От этой мысли Киллиана передернуло, и он запустил руки в тёмно-каштановые, почти чёрные волосы.
– Знаешь, папа, я этого добьюсь, как бы ты в меня ни верил, – резко перешёл на «ты» О’Коннел и поднялся с кресла, даже не дослушав очередные нотации Брендана. Надоело!
Весь день Киллиан не находил себе места, раздумывая, что скажет своей пассии и как она воспримет это. Спорил сам с собой и одновременно пытался успокоиться. Он не хотел даже видеть отца, не то что слышать его громкие речи. Удручало ещё то, что до конца приёма документов для поступления оставались считанные дни – обучение начнётся в октябре. Брендан точно не даст ему шанса… Проклятие!
Абсолютно подавленный, выбитый из колеи и желающий исчезнуть с этой планеты Киллиан решил проветрить голову, прогуляться по городу, а заодно встретиться со своим лучшим другом Робином Блэквудом. Может, он сможет подсказать и помочь?
Мимо мрачного О’Коннела по улицам проезжали не менее мрачные, серые и грязные кареты, лошади громко стучали копытами, отбивая единый ритм, а колёса дребезжали и ударялись о булыжники. В лицо ему дул резкий, редкий для юга ледяной ветер, и пыль попадала в глаза, а небо заволокло тучами, и на душе была безнадежность. Киллиан шёл по парку, в котором уже начали опадать листья с деревьев, запахнув чёрный сюртук и засунув руки в карманы. Вдруг послышался замогильный звон церковного колокола. Из-за него вороны, сидевшие на ветках, резко взлетели и громко закаркали. Это окончательно убило надежду и радость.
– Самое настоящее захолустье. Что в центре, что на окраине – как на кладбище, – проворчал О’Коннел и приметил впереди главную библиотеку города.

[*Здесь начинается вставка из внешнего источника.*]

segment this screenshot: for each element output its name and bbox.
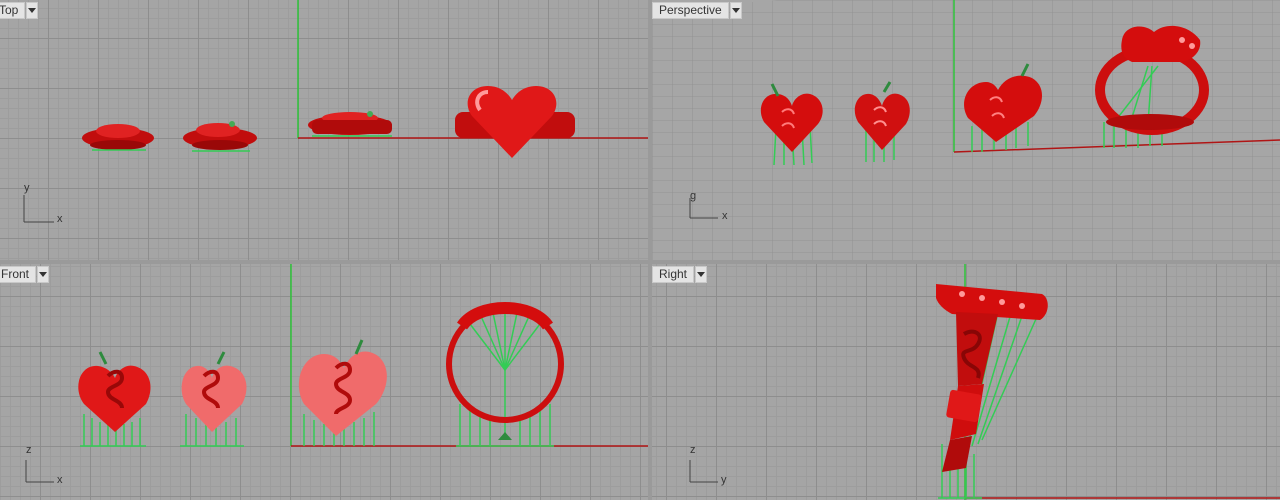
chevron-down-icon[interactable] [729, 2, 742, 19]
front-scene [25, 264, 648, 483]
viewport-perspective-title: Perspective [652, 2, 742, 19]
axis-label-vertical: z [26, 444, 32, 456]
axis-label-horizontal: x [57, 213, 63, 225]
axis-label-vertical: g [690, 190, 697, 202]
chevron-down-icon[interactable] [695, 266, 708, 283]
viewport-top-title: Top [0, 2, 39, 19]
ring-model-2[interactable] [183, 121, 257, 152]
axis-label-horizontal: x [57, 474, 63, 486]
heart-pendant-front-3[interactable] [298, 339, 387, 446]
axis-label-vertical: z [690, 444, 696, 456]
ring-model-1[interactable] [82, 124, 154, 151]
viewport-right-label[interactable]: Right [652, 266, 695, 283]
heart-ring-model[interactable] [455, 86, 575, 158]
viewport-front-label[interactable]: Front [0, 266, 37, 283]
axis-label-horizontal: y [721, 474, 727, 486]
viewport-right-title: Right [652, 266, 708, 283]
viewport-perspective-label[interactable]: Perspective [652, 2, 729, 19]
viewport-front[interactable]: Front z x [0, 264, 648, 500]
heart-ring-side-model[interactable] [936, 284, 1048, 499]
perspective-grid [652, 0, 1280, 260]
axis-indicator-right [689, 460, 718, 483]
viewport-right[interactable]: Right z y [652, 264, 1280, 500]
viewport-perspective[interactable]: Perspective g x [652, 0, 1280, 260]
viewport-top-label[interactable]: Top [0, 2, 26, 19]
heart-pendant-front-1[interactable] [78, 351, 151, 447]
viewport-front-title: Front [0, 266, 50, 283]
viewport-top[interactable]: Top y x [0, 0, 648, 260]
heart-pendant-front-2[interactable] [180, 351, 247, 447]
ring-model-3[interactable] [308, 111, 392, 137]
axis-label-vertical: y [24, 182, 30, 194]
heart-ring-front[interactable] [446, 302, 564, 447]
axis-indicator-front [25, 460, 54, 483]
right-scene [689, 264, 1280, 500]
axis-indicator-top [23, 195, 54, 223]
axis-label-horizontal: x [722, 210, 728, 222]
chevron-down-icon[interactable] [37, 266, 50, 283]
chevron-down-icon[interactable] [26, 2, 39, 19]
top-scene [23, 0, 648, 223]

Угрюмое четырёхэтажное здание с полукруглым окном в крыше нагнало ещё больше тоски. Поднявшись на несколько ступеней, он взялся за тяжёлую медную ручку. Дверь медленно открылась. Киллиан недолго бродил по коридорам и совсем скоро увидел Робина, махавшего ему рукой и широко улыбающегося. Он слабо улыбнулся, когда заметил, что друг сидит не один, а с Рейвен – красивой брюнеткой с карими глазами. Она поднялась со стула, быстро и с любовью коснулась губ Блэквуда и убежала из зала быстрее, чем Киллиан успел что-то сказать. Несмотря на свою открытость, Робину не очень везло с девушками, и О’Коннел делал ставки, что и Фергусон долго не пробудет с ним. Он никогда не играл с огнём и не любил, чтобы его обольщали. Но его очень трогала горячая забота, которую проявляли друг к другу эти голубки.

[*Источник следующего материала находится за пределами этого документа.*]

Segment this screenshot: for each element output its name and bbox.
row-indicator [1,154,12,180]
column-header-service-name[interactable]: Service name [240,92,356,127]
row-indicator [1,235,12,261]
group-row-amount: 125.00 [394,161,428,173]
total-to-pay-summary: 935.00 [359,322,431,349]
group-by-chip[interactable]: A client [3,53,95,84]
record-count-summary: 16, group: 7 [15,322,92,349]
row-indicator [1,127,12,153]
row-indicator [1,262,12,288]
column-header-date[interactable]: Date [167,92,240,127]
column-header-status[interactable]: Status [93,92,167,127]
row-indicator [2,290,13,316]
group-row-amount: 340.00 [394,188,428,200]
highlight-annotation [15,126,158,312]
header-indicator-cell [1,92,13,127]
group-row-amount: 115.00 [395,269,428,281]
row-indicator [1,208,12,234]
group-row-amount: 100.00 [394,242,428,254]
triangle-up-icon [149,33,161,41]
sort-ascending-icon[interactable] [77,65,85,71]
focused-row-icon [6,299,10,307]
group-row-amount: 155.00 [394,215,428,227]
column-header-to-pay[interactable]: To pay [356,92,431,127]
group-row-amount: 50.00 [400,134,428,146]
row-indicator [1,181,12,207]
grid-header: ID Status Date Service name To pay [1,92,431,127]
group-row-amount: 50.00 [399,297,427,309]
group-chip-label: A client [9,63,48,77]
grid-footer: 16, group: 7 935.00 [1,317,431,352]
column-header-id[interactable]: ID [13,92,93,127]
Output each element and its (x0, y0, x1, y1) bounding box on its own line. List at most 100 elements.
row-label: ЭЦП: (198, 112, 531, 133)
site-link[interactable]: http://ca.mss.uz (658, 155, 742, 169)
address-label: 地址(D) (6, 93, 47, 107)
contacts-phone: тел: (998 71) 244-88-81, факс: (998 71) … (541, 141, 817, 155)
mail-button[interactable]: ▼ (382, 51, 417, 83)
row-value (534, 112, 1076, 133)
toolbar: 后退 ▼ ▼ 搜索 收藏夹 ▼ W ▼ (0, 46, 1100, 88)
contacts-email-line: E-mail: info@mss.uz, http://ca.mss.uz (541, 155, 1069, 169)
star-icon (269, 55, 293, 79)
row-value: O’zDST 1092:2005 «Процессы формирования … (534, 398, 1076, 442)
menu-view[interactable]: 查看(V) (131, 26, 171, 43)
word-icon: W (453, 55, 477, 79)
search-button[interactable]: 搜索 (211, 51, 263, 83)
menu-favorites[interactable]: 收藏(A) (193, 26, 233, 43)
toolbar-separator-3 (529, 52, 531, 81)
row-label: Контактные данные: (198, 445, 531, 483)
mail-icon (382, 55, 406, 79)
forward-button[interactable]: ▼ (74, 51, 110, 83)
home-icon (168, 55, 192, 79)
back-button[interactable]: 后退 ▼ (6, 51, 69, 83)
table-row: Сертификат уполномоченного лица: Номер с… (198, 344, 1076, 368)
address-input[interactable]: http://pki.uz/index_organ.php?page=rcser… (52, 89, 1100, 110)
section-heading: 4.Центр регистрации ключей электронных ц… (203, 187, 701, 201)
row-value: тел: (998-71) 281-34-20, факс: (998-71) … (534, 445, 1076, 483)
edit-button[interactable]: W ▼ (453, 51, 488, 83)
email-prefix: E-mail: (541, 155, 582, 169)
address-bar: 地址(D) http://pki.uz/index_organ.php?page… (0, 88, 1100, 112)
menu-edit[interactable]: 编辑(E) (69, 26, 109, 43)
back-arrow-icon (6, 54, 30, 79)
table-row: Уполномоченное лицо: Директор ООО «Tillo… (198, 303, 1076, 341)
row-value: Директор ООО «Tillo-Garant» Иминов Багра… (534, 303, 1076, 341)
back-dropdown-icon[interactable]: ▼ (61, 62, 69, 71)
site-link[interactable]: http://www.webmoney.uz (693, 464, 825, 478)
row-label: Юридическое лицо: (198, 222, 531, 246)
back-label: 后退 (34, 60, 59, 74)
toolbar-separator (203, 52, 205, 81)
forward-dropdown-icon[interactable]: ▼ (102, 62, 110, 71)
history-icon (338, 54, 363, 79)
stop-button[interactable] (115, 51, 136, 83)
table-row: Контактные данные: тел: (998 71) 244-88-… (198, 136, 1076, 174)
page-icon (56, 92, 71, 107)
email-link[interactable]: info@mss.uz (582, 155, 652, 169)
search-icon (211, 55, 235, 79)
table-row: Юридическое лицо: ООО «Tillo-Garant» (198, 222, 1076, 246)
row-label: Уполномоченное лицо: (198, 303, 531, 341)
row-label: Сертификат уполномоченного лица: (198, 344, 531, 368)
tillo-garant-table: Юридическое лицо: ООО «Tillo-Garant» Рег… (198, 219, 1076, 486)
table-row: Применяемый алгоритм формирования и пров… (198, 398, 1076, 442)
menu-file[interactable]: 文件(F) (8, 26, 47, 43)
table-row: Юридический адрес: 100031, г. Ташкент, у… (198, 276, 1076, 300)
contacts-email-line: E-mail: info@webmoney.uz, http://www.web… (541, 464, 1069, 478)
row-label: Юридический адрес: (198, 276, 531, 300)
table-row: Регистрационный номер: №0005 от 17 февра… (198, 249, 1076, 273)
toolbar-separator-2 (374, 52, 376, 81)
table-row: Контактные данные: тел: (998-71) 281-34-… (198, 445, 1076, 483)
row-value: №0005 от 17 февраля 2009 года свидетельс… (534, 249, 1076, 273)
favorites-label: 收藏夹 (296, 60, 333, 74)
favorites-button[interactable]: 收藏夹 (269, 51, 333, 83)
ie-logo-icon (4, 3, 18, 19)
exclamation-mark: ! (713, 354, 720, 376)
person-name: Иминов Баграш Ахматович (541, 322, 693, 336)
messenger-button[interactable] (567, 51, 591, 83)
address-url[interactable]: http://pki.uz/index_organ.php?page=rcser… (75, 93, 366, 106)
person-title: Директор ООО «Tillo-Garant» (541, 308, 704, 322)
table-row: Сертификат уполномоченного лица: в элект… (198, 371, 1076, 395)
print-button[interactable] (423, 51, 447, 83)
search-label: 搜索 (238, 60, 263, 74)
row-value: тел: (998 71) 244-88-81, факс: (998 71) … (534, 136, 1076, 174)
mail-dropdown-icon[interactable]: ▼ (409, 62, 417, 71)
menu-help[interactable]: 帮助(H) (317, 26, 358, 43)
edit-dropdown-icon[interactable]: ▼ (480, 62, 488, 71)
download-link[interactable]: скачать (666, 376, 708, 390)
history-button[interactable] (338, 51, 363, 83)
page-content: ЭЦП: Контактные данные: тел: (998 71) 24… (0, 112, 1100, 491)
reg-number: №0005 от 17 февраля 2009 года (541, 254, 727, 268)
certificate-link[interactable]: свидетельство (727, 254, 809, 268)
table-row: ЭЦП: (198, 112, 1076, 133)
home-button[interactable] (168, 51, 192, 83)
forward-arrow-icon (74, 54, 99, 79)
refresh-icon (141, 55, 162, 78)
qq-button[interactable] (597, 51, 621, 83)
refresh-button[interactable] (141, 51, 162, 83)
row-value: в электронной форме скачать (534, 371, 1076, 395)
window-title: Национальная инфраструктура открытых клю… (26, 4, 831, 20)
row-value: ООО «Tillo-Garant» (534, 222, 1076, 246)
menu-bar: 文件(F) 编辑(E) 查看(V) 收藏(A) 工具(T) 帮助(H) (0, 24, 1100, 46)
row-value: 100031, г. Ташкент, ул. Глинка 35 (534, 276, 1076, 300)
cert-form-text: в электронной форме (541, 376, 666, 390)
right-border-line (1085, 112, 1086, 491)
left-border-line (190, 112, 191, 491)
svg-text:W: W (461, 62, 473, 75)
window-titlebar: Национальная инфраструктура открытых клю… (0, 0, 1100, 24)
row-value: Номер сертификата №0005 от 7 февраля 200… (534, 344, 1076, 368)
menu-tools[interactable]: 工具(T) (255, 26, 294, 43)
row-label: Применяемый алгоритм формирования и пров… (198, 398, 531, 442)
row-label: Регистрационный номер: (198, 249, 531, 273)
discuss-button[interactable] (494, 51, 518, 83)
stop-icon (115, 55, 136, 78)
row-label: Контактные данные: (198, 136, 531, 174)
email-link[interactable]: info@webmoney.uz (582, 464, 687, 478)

– Привет, дружище! Что за спешка? – Робин кивком пригласил Киллиана сесть рядом. Тот быстро снял тёплый сюртук, поправил высокий воротник свободной рубашки и отряхнул от уличной пыли брюки. – Что-то случилось?

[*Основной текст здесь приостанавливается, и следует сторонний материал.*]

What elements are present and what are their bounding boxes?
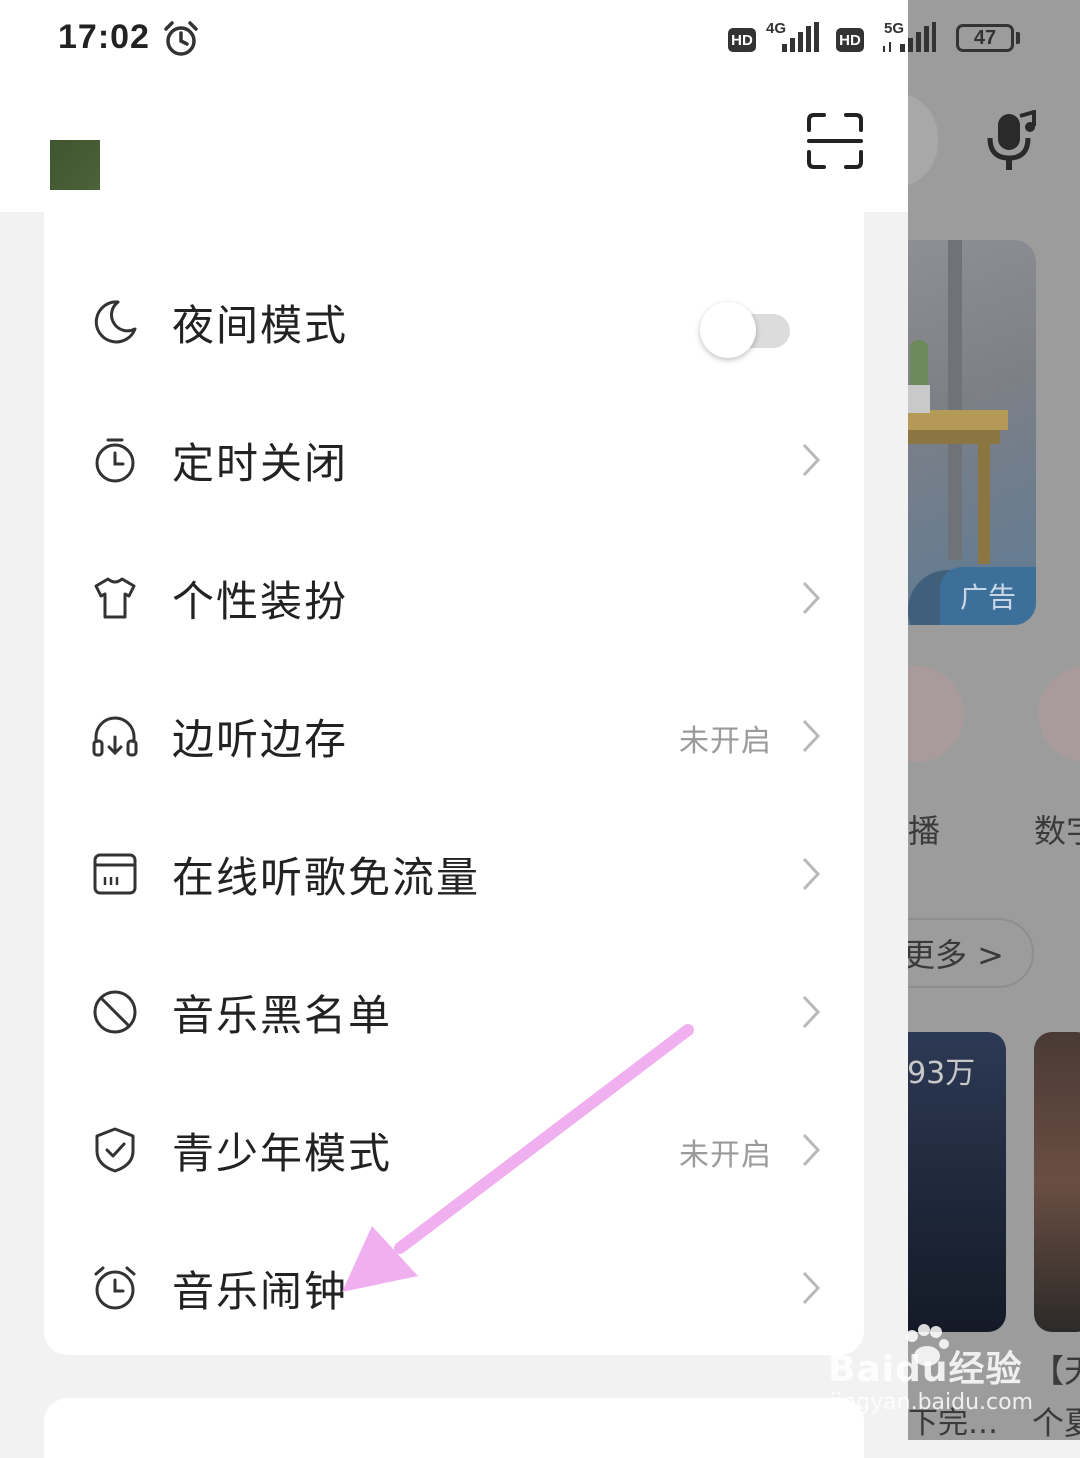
menu-item-label: 音乐黑名单 <box>172 991 393 1040</box>
background-playlist-caption: 个夏 <box>1032 1404 1080 1440</box>
toggle-knob <box>700 302 756 358</box>
chevron-right-icon <box>802 857 821 891</box>
scan-icon[interactable] <box>806 112 864 170</box>
battery-tip <box>1016 32 1020 44</box>
background-more-button: 更多 > <box>908 918 1034 988</box>
menu-item-music-blocklist[interactable]: 音乐黑名单 <box>44 942 864 1080</box>
background-shortcut-icon <box>908 666 964 762</box>
voice-search-icon <box>987 110 1036 170</box>
status-time: 17:02 <box>58 18 150 56</box>
menu-item-status: 未开启 <box>679 1138 772 1173</box>
watermark-url: jingyan.baidu.com <box>830 1390 1034 1415</box>
background-playlist-card <box>1034 1032 1080 1332</box>
background-banner: 广告 <box>908 240 1036 625</box>
block-icon <box>93 990 137 1034</box>
chevron-right-icon <box>802 995 821 1029</box>
chevron-right-icon <box>802 1133 821 1167</box>
background-shortcut-label: 数字 <box>1034 812 1080 850</box>
hd-voice-badge: HD <box>836 28 864 52</box>
user-avatar[interactable] <box>50 140 100 190</box>
tshirt-icon <box>94 577 136 619</box>
ad-badge: 广告 <box>940 567 1036 625</box>
alarm-status-icon <box>164 21 198 56</box>
menu-item-themes[interactable]: 个性装扮 <box>44 528 864 666</box>
menu-item-night-mode[interactable]: 夜间模式 <box>44 252 864 390</box>
menu-item-label: 青少年模式 <box>172 1129 393 1178</box>
night-mode-toggle[interactable] <box>700 302 790 360</box>
chevron-right-icon <box>802 581 821 615</box>
drawer-header: 17:02 HD 4G HD 5G 47 <box>0 0 1020 212</box>
status-indicators: HD 4G HD 5G 47 <box>728 18 1068 62</box>
background-playlist-caption: 【天 <box>1032 1352 1080 1390</box>
menu-item-label: 音乐闹钟 <box>172 1267 349 1316</box>
playlist-play-count: 793万 <box>908 1056 976 1091</box>
menu-item-label: 边听边存 <box>172 715 349 764</box>
battery-indicator: 47 <box>956 24 1014 52</box>
menu-item-music-alarm[interactable]: 音乐闹钟 <box>44 1218 864 1356</box>
menu-item-status: 未开启 <box>679 724 772 759</box>
watermark-brand: Baidu经验 <box>828 1349 1023 1390</box>
menu-item-teen-mode[interactable]: 青少年模式 未开启 <box>44 1080 864 1218</box>
chevron-right-icon <box>802 443 821 477</box>
sim-card-icon <box>93 853 137 895</box>
menu-item-sleep-timer[interactable]: 定时关闭 <box>44 390 864 528</box>
menu-item-label: 夜间模式 <box>172 301 349 350</box>
menu-item-cache-while-listening[interactable]: 边听边存 未开启 <box>44 666 864 804</box>
background-playlist-card: 793万 <box>908 1032 1006 1332</box>
chevron-right-icon <box>802 1271 821 1305</box>
alarm-clock-icon <box>94 1266 136 1310</box>
background-app: 广告 播 数字 更多 > 793万 下完… 【天 个夏 <box>908 0 1080 1440</box>
background-shortcut-label: 播 <box>908 812 941 850</box>
menu-item-label: 在线听歌免流量 <box>172 853 481 902</box>
menu-item-label: 个性装扮 <box>172 577 349 626</box>
shield-check-icon <box>95 1127 135 1173</box>
menu-item-free-data[interactable]: 在线听歌免流量 <box>44 804 864 942</box>
hd-voice-badge: HD <box>728 28 756 52</box>
settings-menu-card: 夜间模式 定时关闭 个性装扮 边听边存 未开启 在线听歌免流量 音乐黑名单 青少… <box>44 212 864 1355</box>
menu-item-label: 定时关闭 <box>172 439 349 488</box>
timer-icon <box>95 438 135 483</box>
background-search-pill <box>908 92 938 188</box>
signal-strength-icon <box>782 22 819 52</box>
background-shortcut-icon <box>1038 666 1080 762</box>
side-drawer: 17:02 HD 4G HD 5G 47 夜间模式 定时关闭 个性装扮 边听边存… <box>0 0 1020 1458</box>
chevron-right-icon <box>802 719 821 753</box>
moon-icon <box>94 300 137 344</box>
next-section-card <box>44 1398 864 1458</box>
headphones-download-icon <box>92 716 138 757</box>
signal-strength-icon <box>883 22 936 52</box>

– Не будь то настоящая катастрофа, я бы не сорвал тебя с места. Второе пришествие, твою мать! – возбуждённо и злостно выкрикнул О’Коннел, и на него обернулись немногочисленные посетители.
– В каком смысле? – Блэквуд непонимающе поднял бровь и запустил руку в каштановые волосы. – У тебя вид… Извини, у тебя действительно безумный вид.
– Единственный, кто здесь спятил, – это мой папаша! Он решил отдать меня в семинарию. Поставил перед фактом: «О, сын мой, ты должен продолжать моё дело», только перед этим забыл спросить, хочу ли я этого, – спародировал его голос Киллиан и рассерженно сплюнул на пол. – И знаешь, что? Самое отвратительное, что у меня нет другого выхода.